Monday, December 31, 2007

IF YOU WANT IT

Where to begin?

Forgotten years of childhood, knowing of New Year's Eve but not understanding why people celebrated, aware only of the fact that it signified the winding down of Christmas vacation, the bliss of leisure time ending, the return of the daily grind of school.

Later--late seventies to early eighties--my brother John and I discovered the joys of mocking Dick Clark's New Year's Rockin' Eve, riffing on the ever-lamer hosts and musical guests, our sarcasm barely masking the fact that it was New Year's Eve and we had nothing better to do.

Time passed. John moved out, moved away, got a life. I didn't. I spent much of the eighties and half of the nineties in limbo, watching the assembled crowds in Times Square, longing to be there, or anywhere, on the outside looking in.

In '96, I spent New Year's Eve with John again, only this time he had family. His wife and kids drifted away as the evening wore on, and we riffed on Dick Clark just like in the old days, and stayed up most of the night, talking, laughing. It felt good, but also like a wake, a commemoration of a way of life that was coming to an end. Things were about to change, I could feel it. I just didn't know how.

About a month later I met Sue Ellen. When we got married, it was--why not?--on New Year's Eve. For three years after that, New Year's Eve doubled as a celebration of our anniversary. On the fourth year, the celebration was a bit muted, the marriage in crisis. Three months after that, we split for good.

New Year's Eve 2002, with what should have been my fifth wedding anniversary looming, unbearable sadness in the air, I found myself back at John's, in safe company, with enough laughter and commotion to mask my heartache. So I returned the next year, and the next and the next, and it always felt good to be there.
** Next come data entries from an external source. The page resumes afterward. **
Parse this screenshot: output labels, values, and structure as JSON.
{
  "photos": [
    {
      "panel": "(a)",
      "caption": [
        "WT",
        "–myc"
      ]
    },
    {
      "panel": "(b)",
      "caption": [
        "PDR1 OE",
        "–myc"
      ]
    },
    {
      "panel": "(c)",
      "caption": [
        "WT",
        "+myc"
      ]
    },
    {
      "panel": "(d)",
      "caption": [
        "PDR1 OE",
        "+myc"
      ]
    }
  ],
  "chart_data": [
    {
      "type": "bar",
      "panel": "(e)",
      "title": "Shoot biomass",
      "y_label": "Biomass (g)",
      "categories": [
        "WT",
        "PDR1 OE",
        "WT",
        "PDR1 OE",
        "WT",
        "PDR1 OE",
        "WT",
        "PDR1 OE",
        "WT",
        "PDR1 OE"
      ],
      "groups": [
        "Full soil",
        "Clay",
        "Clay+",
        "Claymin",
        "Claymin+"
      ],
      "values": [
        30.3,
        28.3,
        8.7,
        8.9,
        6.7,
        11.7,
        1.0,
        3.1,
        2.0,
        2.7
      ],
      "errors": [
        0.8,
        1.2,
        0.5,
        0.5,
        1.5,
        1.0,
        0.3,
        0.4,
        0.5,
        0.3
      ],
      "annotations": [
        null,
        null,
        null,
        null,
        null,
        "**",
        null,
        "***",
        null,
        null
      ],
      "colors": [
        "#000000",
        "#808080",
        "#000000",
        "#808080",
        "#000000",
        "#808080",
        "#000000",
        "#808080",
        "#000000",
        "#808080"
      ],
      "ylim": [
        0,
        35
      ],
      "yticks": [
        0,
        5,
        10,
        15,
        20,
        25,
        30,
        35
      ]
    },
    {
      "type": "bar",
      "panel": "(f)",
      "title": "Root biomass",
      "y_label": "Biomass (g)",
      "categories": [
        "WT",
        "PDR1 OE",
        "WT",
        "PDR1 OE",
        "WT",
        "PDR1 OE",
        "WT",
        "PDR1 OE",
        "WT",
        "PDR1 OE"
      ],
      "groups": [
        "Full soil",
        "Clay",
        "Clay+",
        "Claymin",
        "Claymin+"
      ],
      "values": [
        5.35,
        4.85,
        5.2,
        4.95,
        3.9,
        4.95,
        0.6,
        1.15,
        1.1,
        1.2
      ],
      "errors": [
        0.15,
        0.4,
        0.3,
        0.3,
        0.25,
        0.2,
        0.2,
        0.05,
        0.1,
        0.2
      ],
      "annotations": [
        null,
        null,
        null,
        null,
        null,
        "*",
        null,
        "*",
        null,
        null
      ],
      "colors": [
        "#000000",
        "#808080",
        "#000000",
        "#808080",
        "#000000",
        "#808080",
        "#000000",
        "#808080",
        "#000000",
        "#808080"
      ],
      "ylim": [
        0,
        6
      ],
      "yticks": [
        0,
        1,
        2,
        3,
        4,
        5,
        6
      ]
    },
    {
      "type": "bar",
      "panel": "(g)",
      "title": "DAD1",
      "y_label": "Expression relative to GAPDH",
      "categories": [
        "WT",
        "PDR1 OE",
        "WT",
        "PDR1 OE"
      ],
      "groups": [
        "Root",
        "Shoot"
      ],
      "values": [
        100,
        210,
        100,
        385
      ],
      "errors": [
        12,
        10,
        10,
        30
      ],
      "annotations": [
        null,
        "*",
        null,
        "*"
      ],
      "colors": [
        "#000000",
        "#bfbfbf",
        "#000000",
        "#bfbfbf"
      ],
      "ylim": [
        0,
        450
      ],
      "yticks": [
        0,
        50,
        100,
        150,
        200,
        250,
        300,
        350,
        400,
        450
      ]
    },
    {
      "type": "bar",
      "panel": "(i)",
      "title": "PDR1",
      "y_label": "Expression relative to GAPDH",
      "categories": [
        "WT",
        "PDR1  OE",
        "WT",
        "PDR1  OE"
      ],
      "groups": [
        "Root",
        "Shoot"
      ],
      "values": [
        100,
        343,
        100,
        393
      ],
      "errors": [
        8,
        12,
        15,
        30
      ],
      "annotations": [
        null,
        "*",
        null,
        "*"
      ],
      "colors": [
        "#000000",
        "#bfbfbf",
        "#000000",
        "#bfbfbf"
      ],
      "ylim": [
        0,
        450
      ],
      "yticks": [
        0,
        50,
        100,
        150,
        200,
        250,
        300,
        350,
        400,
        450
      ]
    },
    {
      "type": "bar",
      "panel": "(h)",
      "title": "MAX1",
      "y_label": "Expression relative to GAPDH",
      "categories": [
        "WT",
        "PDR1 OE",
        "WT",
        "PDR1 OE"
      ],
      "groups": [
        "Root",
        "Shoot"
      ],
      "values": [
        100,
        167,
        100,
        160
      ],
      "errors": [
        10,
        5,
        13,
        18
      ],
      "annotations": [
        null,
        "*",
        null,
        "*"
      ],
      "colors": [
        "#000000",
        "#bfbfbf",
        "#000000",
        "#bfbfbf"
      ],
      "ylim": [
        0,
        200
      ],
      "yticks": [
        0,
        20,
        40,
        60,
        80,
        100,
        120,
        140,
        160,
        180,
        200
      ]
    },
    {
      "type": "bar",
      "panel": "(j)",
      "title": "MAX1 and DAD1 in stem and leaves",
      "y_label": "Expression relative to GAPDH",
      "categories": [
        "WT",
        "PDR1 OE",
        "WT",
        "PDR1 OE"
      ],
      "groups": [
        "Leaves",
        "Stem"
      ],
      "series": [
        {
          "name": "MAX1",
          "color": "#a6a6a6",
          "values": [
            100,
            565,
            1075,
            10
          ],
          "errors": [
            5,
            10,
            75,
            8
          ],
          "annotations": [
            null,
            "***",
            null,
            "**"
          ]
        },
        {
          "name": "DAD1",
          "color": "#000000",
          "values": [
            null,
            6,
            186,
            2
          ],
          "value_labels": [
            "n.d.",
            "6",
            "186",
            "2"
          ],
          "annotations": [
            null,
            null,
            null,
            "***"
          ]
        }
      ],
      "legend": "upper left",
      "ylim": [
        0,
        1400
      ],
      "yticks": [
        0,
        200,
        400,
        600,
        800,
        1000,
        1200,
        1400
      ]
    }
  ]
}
And I returned last year, a mistake I may still be paying for. By that time, Tabbatha and I had made vague plans about moving in together, about taking our relationship to another level. I'd spent Thanksgiving with her, and Christmas, but those were spent surrounded by her family. New Year's would have been our time together, but I foolishly chose to celebrate the past, to cocoon in warm memories of the past instead of living in the present, ditching the woman I loved for...what?

Tabbatha knew New Year's Eve doubled as my wedding anniversary, and she always felt she had to compete with my memories of Sue Ellen. Had I been there for her, had I exorcised all the ghosts of the past in celebration with her, maybe...

Ah, but that's just speculation. This New Year's Eve...Well, I'm back outside, but not really looking in. I have to work today and tomorrow, and there's not much time for celebrating, anyway. I'm just here, waiting to see what happens next.